事故原因は、認知・判断アルゴリズム、地図、センサー、通信、車両制御、遠隔指示、保守のいずれにもあり得ます。責任分担を判断するには、車両ログ、ソフトウェアの版、遠隔監視映像、警告、オペレーター操作、保守履歴を時刻同期して保存する必要があります。事故後に各社が別形式のログを持ち寄っても、同じ時点の出来事を再現できなければ、原因究明と求償が止まります。

車内映像・音声と位置情報

遠隔監視には、車外の道路状況だけでなく、車内の映像・音声、車両位置、乗降記録が使われます。顔や声、予約情報と結び付いた移動履歴により個人を識別できる場合、個人情報保護法上の個人情報として扱います。

利用目的は、安全な運行、緊急対応、料金計算、忘れ物対応、事故調査、サービス改善等に分けて特定します。「サービス向上のため」という記載だけで、長期間の車内録音や、乗客の行動分析まで広く行うことは避けます。安全確保に必要な常時監視と、モデル学習やマーケティングのための二次利用は、目的と保存期間を分けて設計します。

車内には、予約者以外の同乗者、通行人、救護に入った第三者も映り得ます。アプリのプライバシーポリシーに同意した予約者だけを前提にせず、車内表示、乗車前の通知、ウェブ上の説明を組み合わせます。マイクが常時作動する場合は、映像のみの場合より会話内容への影響が大きいため、録音の範囲と緊急時以外の閲覧権限を限定します。

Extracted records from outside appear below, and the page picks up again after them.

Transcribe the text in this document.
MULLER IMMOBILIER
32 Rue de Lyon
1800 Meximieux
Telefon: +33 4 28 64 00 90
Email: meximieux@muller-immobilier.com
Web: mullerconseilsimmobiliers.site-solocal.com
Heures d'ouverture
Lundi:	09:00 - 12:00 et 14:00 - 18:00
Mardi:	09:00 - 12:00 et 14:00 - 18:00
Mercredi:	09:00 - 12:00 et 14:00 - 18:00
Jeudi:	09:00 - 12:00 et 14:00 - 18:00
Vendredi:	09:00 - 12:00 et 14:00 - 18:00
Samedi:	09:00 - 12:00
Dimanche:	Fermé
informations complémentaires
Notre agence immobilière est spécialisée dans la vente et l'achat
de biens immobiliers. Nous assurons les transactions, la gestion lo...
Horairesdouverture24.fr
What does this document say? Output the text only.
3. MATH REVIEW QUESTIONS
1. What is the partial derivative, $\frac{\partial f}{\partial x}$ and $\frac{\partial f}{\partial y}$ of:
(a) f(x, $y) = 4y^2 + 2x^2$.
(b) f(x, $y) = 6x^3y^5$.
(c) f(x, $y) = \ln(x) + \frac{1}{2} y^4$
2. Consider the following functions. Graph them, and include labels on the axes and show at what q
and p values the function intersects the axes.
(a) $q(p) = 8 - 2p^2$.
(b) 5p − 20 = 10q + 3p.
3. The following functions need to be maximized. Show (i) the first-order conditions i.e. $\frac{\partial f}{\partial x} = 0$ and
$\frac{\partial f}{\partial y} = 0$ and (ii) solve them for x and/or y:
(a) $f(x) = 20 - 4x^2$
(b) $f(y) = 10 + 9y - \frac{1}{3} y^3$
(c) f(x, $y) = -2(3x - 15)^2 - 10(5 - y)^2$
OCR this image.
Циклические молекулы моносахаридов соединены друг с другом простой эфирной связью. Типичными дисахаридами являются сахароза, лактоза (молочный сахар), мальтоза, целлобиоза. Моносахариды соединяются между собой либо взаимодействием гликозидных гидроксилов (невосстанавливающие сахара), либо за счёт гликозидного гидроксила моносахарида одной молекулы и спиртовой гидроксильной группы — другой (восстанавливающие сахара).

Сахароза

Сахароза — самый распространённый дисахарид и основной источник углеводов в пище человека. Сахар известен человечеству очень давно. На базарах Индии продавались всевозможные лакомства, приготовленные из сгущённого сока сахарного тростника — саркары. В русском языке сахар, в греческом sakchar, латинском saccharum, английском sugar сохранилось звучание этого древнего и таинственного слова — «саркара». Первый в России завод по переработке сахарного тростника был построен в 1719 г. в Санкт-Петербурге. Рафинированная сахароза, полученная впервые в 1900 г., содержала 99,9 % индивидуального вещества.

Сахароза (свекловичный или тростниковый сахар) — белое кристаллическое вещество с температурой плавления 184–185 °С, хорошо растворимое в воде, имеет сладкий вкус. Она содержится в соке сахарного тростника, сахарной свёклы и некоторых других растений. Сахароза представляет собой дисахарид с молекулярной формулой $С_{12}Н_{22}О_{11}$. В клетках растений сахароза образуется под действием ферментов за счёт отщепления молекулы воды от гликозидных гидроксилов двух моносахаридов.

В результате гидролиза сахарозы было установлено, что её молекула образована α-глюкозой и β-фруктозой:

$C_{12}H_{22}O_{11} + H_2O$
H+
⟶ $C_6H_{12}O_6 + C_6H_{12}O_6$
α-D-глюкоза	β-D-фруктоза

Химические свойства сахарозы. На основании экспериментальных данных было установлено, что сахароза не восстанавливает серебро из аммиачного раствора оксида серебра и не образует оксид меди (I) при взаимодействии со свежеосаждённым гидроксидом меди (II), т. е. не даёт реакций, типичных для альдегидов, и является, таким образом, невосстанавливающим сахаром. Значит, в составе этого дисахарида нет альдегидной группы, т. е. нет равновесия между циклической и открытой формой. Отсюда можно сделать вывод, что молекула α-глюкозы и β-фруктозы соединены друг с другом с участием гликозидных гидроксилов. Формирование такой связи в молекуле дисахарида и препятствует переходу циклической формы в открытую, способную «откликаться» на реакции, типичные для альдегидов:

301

委託先の遠隔監視センターや海外クラウドへデータを送る場合、アクセス権限、再委託、保存地域、漏えい時の連絡、契約終了時の削除を確認します。事故調査のために長期保存するデータと、平常運行後に短期間で削除するデータを区分すると、証拠保全とデータ最小化を両立しやすくなります。

商用運行に向けた役割の固定

自動運転タクシーへ法令をあてはめる際は、車両が走れるかという技術確認に加え、通常運行と異常時の意思決定を会社ごとに割り当てます。

役割 平常時の業務 異常時に決める事項
旅客運送事業者 運送契約、運賃、運行管理、乗客対応 運行中止、代替輸送、被害者対応
特定自動運行実施者 許可計画に沿った運行、主任者の配置 警察対応、運行停止、現場措置
遠隔監視・保安業務 車内外の監視、連絡、記録 同時異常の優先順位、現地出動
車両・システム提供者 車両、ソフトウェア、更新、保守 原因解析、更新停止、リコール等
配車プラットフォーム 予約、表示、決済、問い合わせ取次ぎ 利用者通知、返金、運行エリア閉鎖

同じ会社が複数の役割を担う場合でも、責任者と手順は分けておきます。出発判断、遠隔からの停止、現地要員の派遣、乗客の避難、警察・消防への通報、広報を時系列にし、同時多発時の代替要員を定めます。

各社間の契約では、法令上の責任を移せるかとは別に、費用と求償を決めます。事故調査への協力、ログの形式・保存期間、ソフトウェア更新の通知、サイバー事故、保険、補償上限、第三者請求への対応をそろえます。アップデートにより走行可能区域や挙動が変わる場合には、許可計画、認証、運送約款、利用者表示のどこを更新するかも事前に決めます。

商用開始前の訓練では、正常な乗車だけでなく、通信断、複数台同時停止、乗客の急病、車内トラブル、交通事故、サイバー攻撃を扱います。そこで生じた判断時間と引継ぎ漏れを手順へ反映し、許可申請時の説明と現場の運用を一致させます。